The Calenyena people value and have always valued the skilled trades; as such, their schools focus on trades that are needed, useful, and require broad and long training.
A graduate of Akaizepennen house, for instance, can expect to become an Engineer, which is a title the way “Doctor” is in modern-day America. This includes a great deal of mechanical engineering, architecture, device-building, city planning, and bridge-building.
Someone from Kaarson House will become an Economist or Farmer, either running a trading house or trading route, working for the government to help with taxes, aid, and budgeting, or working to milk the most sustenance out of Reisasan’s rocky, uneven, unforgiving soil.
(To become a Farmer, as with many of the other trades, one could also apprentice to a Farmer and work one’s way up.
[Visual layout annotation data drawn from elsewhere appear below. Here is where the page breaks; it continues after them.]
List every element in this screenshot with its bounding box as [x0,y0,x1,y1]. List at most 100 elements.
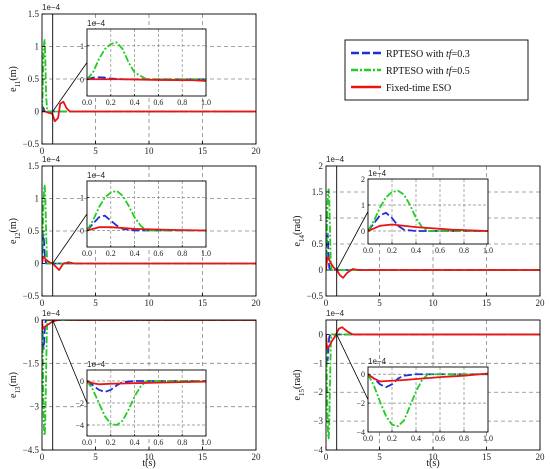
y-axis-label: e12(m) [8,218,22,244]
inset-multiplier: 1e−4 [368,169,387,178]
y-tick-label: 1.5 [312,187,324,197]
x-tick-label: 20 [536,298,546,308]
inset-y-tick-label: −2 [356,399,365,408]
axis-multiplier: 1e−4 [42,309,61,318]
x-axis-label-2: t(s) [426,458,439,469]
inset-multiplier: 1e−4 [87,360,106,369]
y-tick-label: 0.5 [28,226,40,236]
y-axis-label: e15(rad) [292,370,306,401]
inset-x-tick-label: 0.6 [435,246,445,255]
inset-x-tick-label: 0.0 [363,246,373,255]
legend-label-2: RPTESO with tf=0.5 [386,66,470,77]
x-tick-label: 5 [93,298,98,308]
zoom-connector [336,211,369,271]
inset-x-tick-label: 0.8 [459,434,469,443]
inset-x-tick-label: 0.6 [153,249,163,258]
legend-box [344,39,529,101]
inset-area [368,367,488,432]
inset-x-tick-label: 0.4 [411,434,421,443]
inset-y-tick-label: −4 [356,428,365,437]
series-line-e12-inset-1 [87,214,206,232]
y-tick-label: 0 [35,107,40,117]
inset-e12: 0.0 0.2 0.4 0.6 0.8 1.0 0 1 1e−4 [80,171,211,258]
x-tick-label: 15 [482,298,492,308]
x-tick-label: 10 [429,452,439,462]
x-tick-label: 10 [145,146,155,156]
x-tick-label: 0 [40,146,45,156]
y-tick-label: 1 [35,194,40,204]
y-tick-label: 1.5 [28,9,40,19]
x-tick-label: 0 [324,452,329,462]
inset-x-tick-label: 0.4 [130,249,140,258]
inset-x-tick-label: 0.4 [411,246,421,255]
y-axis-label: e11(m) [8,66,22,92]
inset-x-tick-label: 0.0 [82,438,92,447]
inset-area [87,181,206,247]
inset-x-tick-label: 0.2 [387,246,397,255]
inset-y-tick-label: 1 [80,194,84,203]
inset-e11: 0.0 0.2 0.4 0.6 0.8 1.0 0 1 1e−4 [80,19,211,107]
x-tick-label: 15 [482,452,492,462]
inset-x-tick-label: 0.6 [435,434,445,443]
x-tick-label: 5 [93,452,98,462]
x-tick-label: 5 [377,452,382,462]
zoom-connector [336,334,369,400]
inset-x-tick-label: 0.8 [177,249,187,258]
inset-x-tick-label: 1.0 [201,249,211,258]
x-tick-label: 20 [252,146,262,156]
series-line-e11-2 [42,39,256,113]
inset-x-tick-label: 0.4 [130,438,140,447]
x-tick-label: 15 [198,452,208,462]
inset-x-tick-label: 0.2 [387,434,397,443]
y-tick-label: −4 [313,445,323,455]
axis-multiplier: 1e−4 [326,155,345,164]
inset-x-tick-label: 0.8 [177,438,187,447]
y-axis-label: e13(m) [8,372,22,398]
inset-y-tick-label: 0 [80,377,84,386]
inset-area [368,179,488,244]
series-line-e13-3 [42,320,256,330]
inset-x-tick-label: 0.0 [82,249,92,258]
inset-y-tick-label: −2 [75,399,84,408]
series-line-e15-inset-3 [368,372,488,383]
x-tick-label: 10 [145,298,155,308]
y-tick-label: 2 [319,161,324,171]
series-line-e11-inset-3 [87,78,206,82]
zoom-connector [52,62,88,112]
series-line-e15-inset-1 [368,373,488,389]
inset-e15: 0.0 0.2 0.4 0.6 0.8 1.0 0 −2 −4 1e−4 [356,357,493,443]
inset-y-tick-label: 0 [361,227,365,236]
inset-e14: 0.0 0.2 0.4 0.6 0.8 1.0 0 1 21e−4 [361,169,493,255]
x-tick-label: 5 [93,146,98,156]
zoom-connector [52,319,88,404]
y-tick-label: −3 [313,416,323,426]
x-tick-label: 10 [145,452,155,462]
legend-label-1: RPTESO with tf=0.3 [386,49,470,60]
inset-x-tick-label: 0.2 [106,438,116,447]
inset-x-tick-label: 0.0 [82,98,92,107]
inset-frame [367,178,489,245]
series-line-e13-inset-3 [87,380,206,386]
inset-x-tick-label: 0.2 [106,98,116,107]
y-tick-label: −2 [313,387,323,397]
inset-multiplier: 1e−4 [368,357,387,366]
series-line-e13-inset-2 [87,380,206,426]
y-tick-label: −4.5 [23,445,40,455]
inset-multiplier: 1e−4 [87,19,106,28]
y-tick-label: −0.5 [307,291,324,301]
y-tick-label: 0 [319,265,324,275]
inset-e13: 0.0 0.2 0.4 0.6 0.8 1.0 0 −2 −4 1e−4 [75,360,211,447]
inset-y-tick-label: 2 [361,175,365,184]
x-tick-label: 0 [324,298,329,308]
series-line-e12-inset-3 [87,226,206,232]
zoom-connector [52,213,88,264]
y-tick-label: −0.5 [23,139,40,149]
inset-x-tick-label: 1.0 [483,434,493,443]
y-tick-label: 0 [319,329,324,339]
series-line-e14-inset-1 [368,211,488,232]
inset-y-tick-label: 0 [80,227,84,236]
The appeal of the Academies is not that they are a better way to learn, but a broader way, and that they help build connections all over the continent.)
Each House has its own career track, some broader than others, often representing a shift in the world since the Houses were formed. Estiessyaa House, for instance, now spans much more than censuses and embassies — yet at the same time, there are no nations to be diplomatic with; the Calenyen Empire spans everything they can see or reach. Kyokyoenet House – Martial and War – is far more focused on policing and on martial theory than it once was, when war was an imminent possibility.
Despite the focus on career tracks, there is often crossover: someone might enjoy textiles and cloth but have come up through Estiessyaa House and end up marketing and selling fine clothing. Someone might have spent their time in Tyono House learning the Arts but end up a fine diplomat who knows what any target’s choice in artwork might say about them.
Whatever the specific track, those who manage to graduate from Edally – and many don’t make it that far – will have earned their title as a professional, and the higher income and status that come with it.